I’m really glad you like the idea, and I’d love to hear any thoughts or suggestions after you’ve had a look around the site. I’ve already changed quite a lot based on feedback from people here and elsewhere, so it’s slowly becoming more aligned with community values.
When I first started, it was basically a marketplace where people could post products. Now it’s moving more toward a sharing model, where people can post both what they offer and what they need, and get notified when there’s a match.
If you have any ideas on how it could be improved, I’d really love to hear them.
Howdy, fellow techie here!
Love the concept, I've also had one foot in the tech world and another in small scale ag, so this resonates with me a lot.
How are you planning to finance admin/hosting/moderation costs?

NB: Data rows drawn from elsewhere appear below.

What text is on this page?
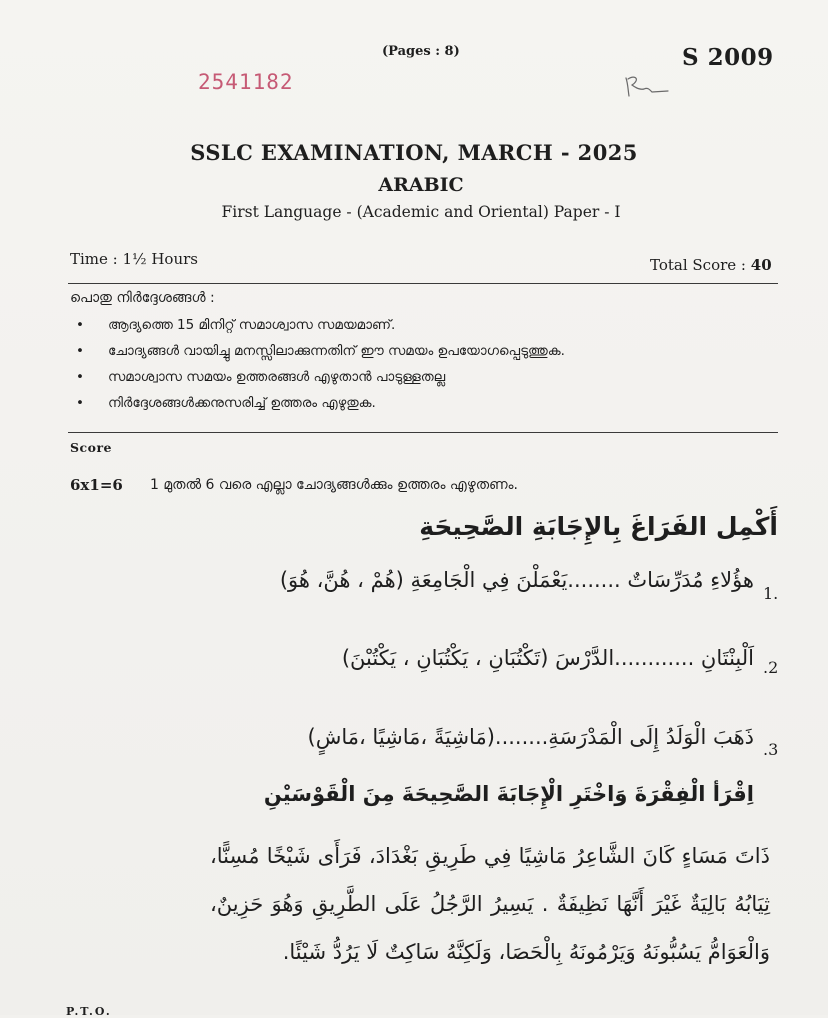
(Pages : 8)	S 2009
2541182
SSLC EXAMINATION, MARCH - 2025
ARABIC
First Language - (Academic and Oriental) Paper - I
Time : 1½ Hours	Total Score : 40
പൊതു നിർദ്ദേശങ്ങൾ :
• ആദ്യത്തെ 15 മിനിറ്റ് സമാശ്വാസ സമയമാണ്.
• ചോദ്യങ്ങൾ വായിച്ചു മനസ്സിലാക്കുന്നതിന് ഈ സമയം ഉപയോഗപ്പെടുത്തുക.
• സമാശ്വാസ സമയം ഉത്തരങ്ങൾ എഴുതാൻ പാടുള്ളതല്ല
• നിർദ്ദേശങ്ങൾക്കനുസരിച്ച് ഉത്തരം എഴുതുക.
Score
6x1=6 1 മുതൽ 6 വരെ എല്ലാ ചോദ്യങ്ങൾക്കും ഉത്തരം എഴുതണം.
أَكْمِل الفَرَاغَ بِالإِجَابَةِ الصَّحِيحَةِ
1.
هؤُلاءِ مُدَرِّسَاتٌ ........يَعْمَلْنَ فِي الْجَامِعَةِ (هُمْ ، هُنَّ، هُوَ)
.2
اَلْبِنْتَانِ ............الدَّرْسَ (تَكْتُبَانِ ، يَكْتُبَانِ ، يَكْتُبْنَ)
.3
ذَهَبَ الْوَلَدُ إِلَى الْمَدْرَسَةِ........(مَاشِيَةً ،مَاشِيًا ،مَاشٍ)
اِقْرَأ الْفِقْرَةَ وَاخْتَرِ الْإِجَابَةَ الصَّحِيحَةَ مِنَ الْقَوْسَيْنِ
ذَاتَ مَسَاءٍ كَانَ الشَّاعِرُ مَاشِيًا فِي طَرِيقِ بَغْدَادَ، فَرَأَى شَيْخًا مُسِنًّا، ثِيَابُهُ بَالِيَةٌ غَيْرَ أَنَّهَا نَظِيفَةٌ . يَسِيرُ الرَّجُلُ عَلَى الطَّرِيقِ وَهُوَ حَزِينٌ، وَالْعَوَامُّ يَسُبُّونَهُ وَيَرْمُونَهُ بِالْحَصَا، وَلَكِنَّهُ سَاكِتٌ لَا يَرُدُّ شَيْئًا.
P.T.O.
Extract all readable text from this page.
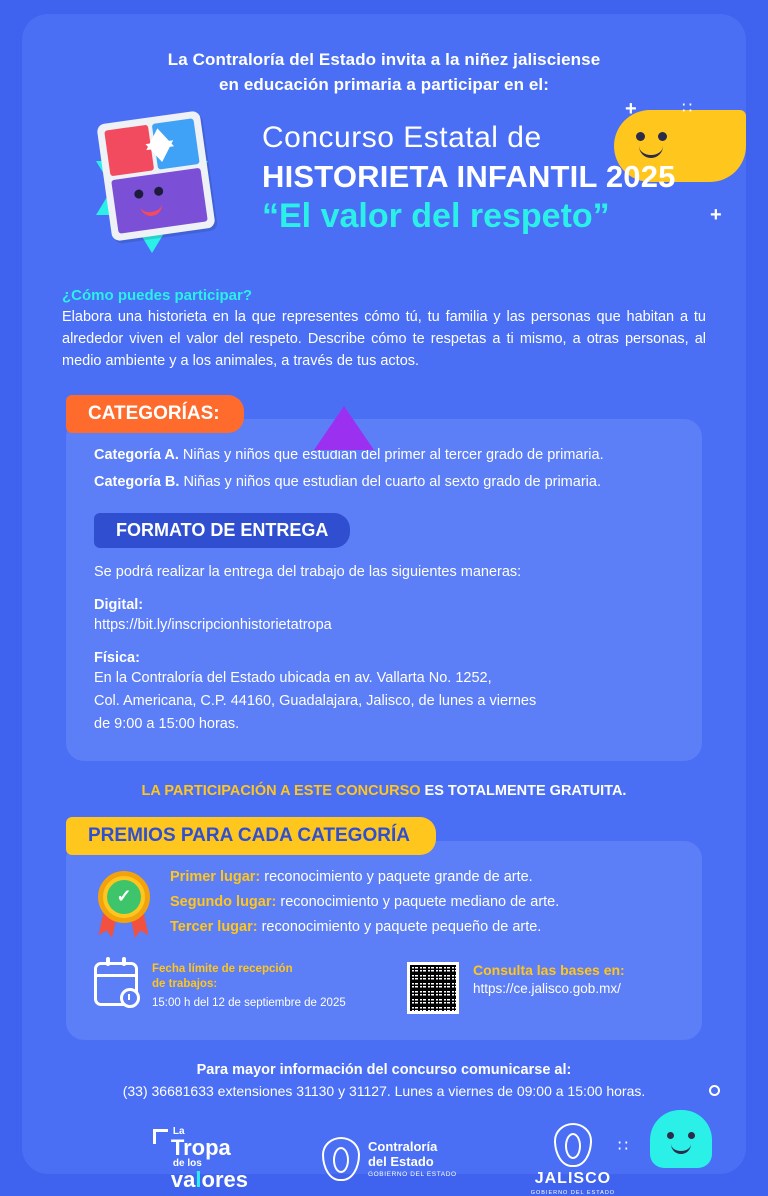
+
+
∷
La Contraloría del Estado invita a la niñez jalisciense
en educación primaria a participar en el:
Concurso Estatal de
HISTORIETA INFANTIL 2025
“El valor del respeto”
¿Cómo puedes participar?
Elabora una historieta en la que representes cómo tú, tu familia y las personas que habitan a tu alrededor viven el valor del respeto. Describe cómo te respetas a ti mismo, a otras personas, al medio ambiente y a los animales, a través de tus actos.
CATEGORÍAS:
Categoría A. Niñas y niños que estudian del primer al tercer grado de primaria.
Categoría B. Niñas y niños que estudian del cuarto al sexto grado de primaria.
FORMATO DE ENTREGA
Se podrá realizar la entrega del trabajo de las siguientes maneras:
Digital:
https://bit.ly/inscripcionhistorietatropa
Física:
En la Contraloría del Estado ubicada en av. Vallarta No. 1252,
Col. Americana, C.P. 44160, Guadalajara, Jalisco, de lunes a viernes
de 9:00 a 15:00 horas.
LA PARTICIPACIÓN A ESTE CONCURSO ES TOTALMENTE GRATUITA.
PREMIOS PARA CADA CATEGORÍA
✓
Primer lugar: reconocimiento y paquete grande de arte.
Segundo lugar: reconocimiento y paquete mediano de arte.
Tercer lugar: reconocimiento y paquete pequeño de arte.
Fecha límite de recepción
de trabajos:
15:00 h del 12 de septiembre de 2025
Consulta las bases en:
https://ce.jalisco.gob.mx/
Para mayor información del concurso comunicarse al:
(33) 36681633 extensiones 31130 y 31127. Lunes a viernes de 09:00 a 15:00 horas.
La
Tropa
de los
valores
Contraloría
del Estado
GOBIERNO DEL ESTADO	JALISCO
GOBIERNO DEL ESTADO
∷
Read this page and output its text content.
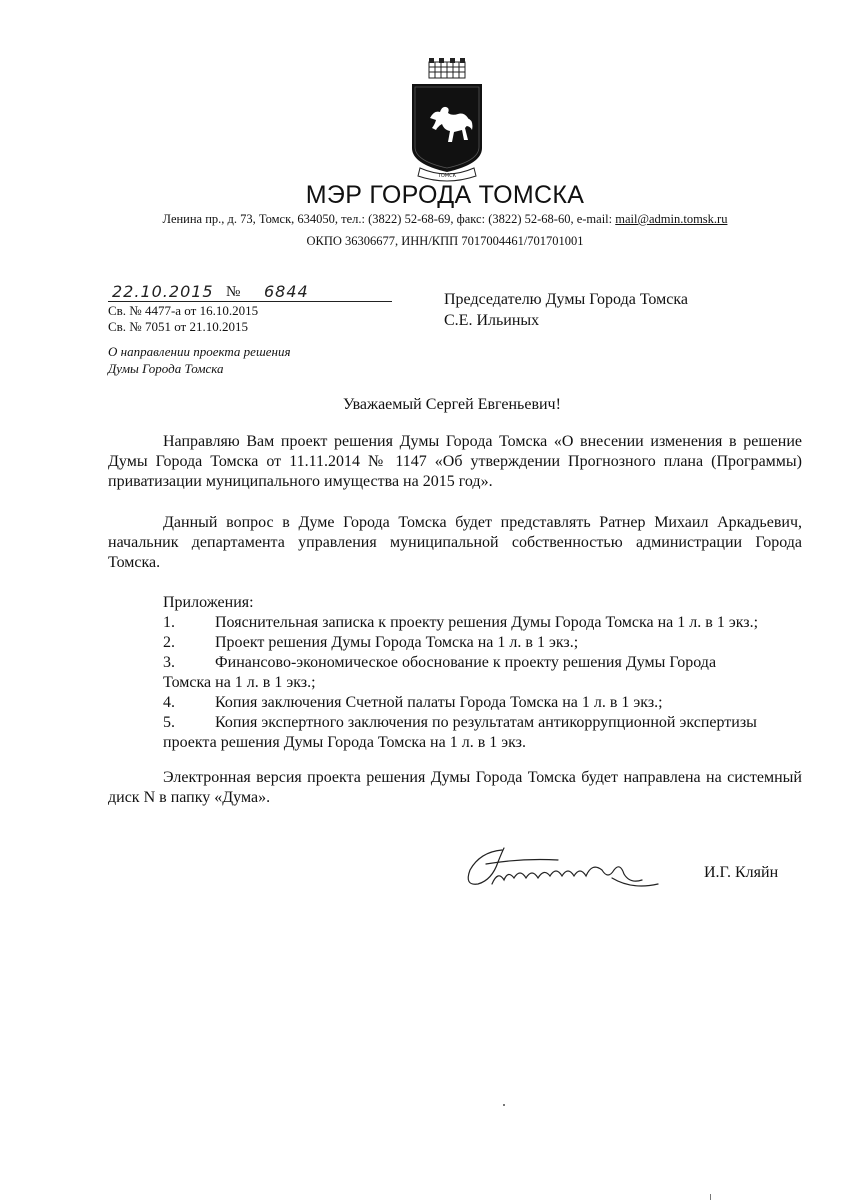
ТОМСК
МЭР ГОРОДА ТОМСКА
Ленина пр., д. 73, Томск, 634050, тел.: (3822) 52-68-69, факс: (3822) 52-68-60, e-mail: mail@admin.tomsk.ru
ОКПО 36306677, ИНН/КПП 7017004461/701701001
22.10.2015 № 6844
Св. № 4477-а от 16.10.2015
Св. № 7051 от 21.10.2015
О направлении проекта решения
Думы Города Томска
Председателю Думы Города Томска
С.Е. Ильиных
Уважаемый Сергей Евгеньевич!
Направляю Вам проект решения Думы Города Томска «О внесении изменения в решение Думы Города Томска от 11.11.2014 № 1147 «Об утверждении Прогнозного плана (Программы) приватизации муниципального имущества на 2015 год».
Данный вопрос в Думе Города Томска будет представлять Ратнер Михаил Аркадьевич, начальник департамента управления муниципальной собственностью администрации Города Томска.
Приложения:
1.	Пояснительная записка к проекту решения Думы Города Томска на 1 л. в 1 экз.;
2.	Проект решения Думы Города Томска на 1 л. в 1 экз.;
3.	Финансово-экономическое обоснование к проекту решения Думы Города
Томска на 1 л. в 1 экз.;
4.	Копия заключения Счетной палаты Города Томска на 1 л. в 1 экз.;
5.	Копия экспертного заключения по результатам антикоррупционной экспертизы
проекта решения Думы Города Томска на 1 л. в 1 экз.
Электронная версия проекта решения Думы Города Томска будет направлена на системный диск N в папку «Дума».
И.Г. Кляйн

Have you considered ways to make the farms more indexable to AI tools/search outside of just the web interface?
When I click in to view a region and the listings available, I'm not able to see any details on listings from logged out (which I'm assuming crawlers wouldn't be able to access either).
I don't think there's anything inherently wrong with an ad model in my opinion, especially if it allowed me as a grower to advertise my goods somewhere hyper local (based in the USA here, Facebook Marketplace as an example is hit or miss with what they allow you to list).
I think what I'm gravitating towards is optimizing the content in a way that it's able to get eyeballs on it outside the web app, like if I were to search "local microgreens boston" would there be a way on your side to have some nice landing pages for different geo regions that would be either to educate folks in an area of what's available, OR be able to encourage them to be a "root member" or something catchy like that.
Having done a lot of projects, seeding is always the hardest part 😆
C. Letellier wrote:What we looked at was a food hub cooperative that the goal was selling direct from the seller to the buyer but the cooperative acted as the delivery service to drop off points in each community. Because our communities are small and fairly widely separated the goal was for the seller to list what they had available on the common website. Buyers ordered from the website. Then maybe 2 times per week the food hub delivered to the business in each town that agreed to act as a drop off point. We never got it implemented but it did look hopeful. We had a farm that did produce as a shares thing that already delivered to the communities. They would have let us piggy back on their deliveries. Because of motor carrier laws they couldn't have charged us without moving themselves into a way more regulated and taxed position. For a short term experiment they had agreed to do this free anyway. Longer term we would have needed to find a way to benefit them back without payment. What killed this project back then was getting the software to run the website. Guessing AI could be used to create it now. We had found businesses or chamber of commerce offices in each community that would have been willing to be the drops in each community. Because of Wyomings food laws most of the regulations were bypassed provided the seller was working directly with the buyer and then we would have been simply a delivery service. Then since we were dealing with rapidly perishable items the plan was if they were not picked up within a set time period agreed by the buyer and seller the food would go to the local food bank or if not good enough for that to compost in the community garden and how such loss was paid was part of the buy/sell agreement. Because most of those businesses didn't have large scale refrigeration the plan was a bunch of similar sized coolers with ice and labels for drop location and buyer pickup labels straight from the seller on sealed packages.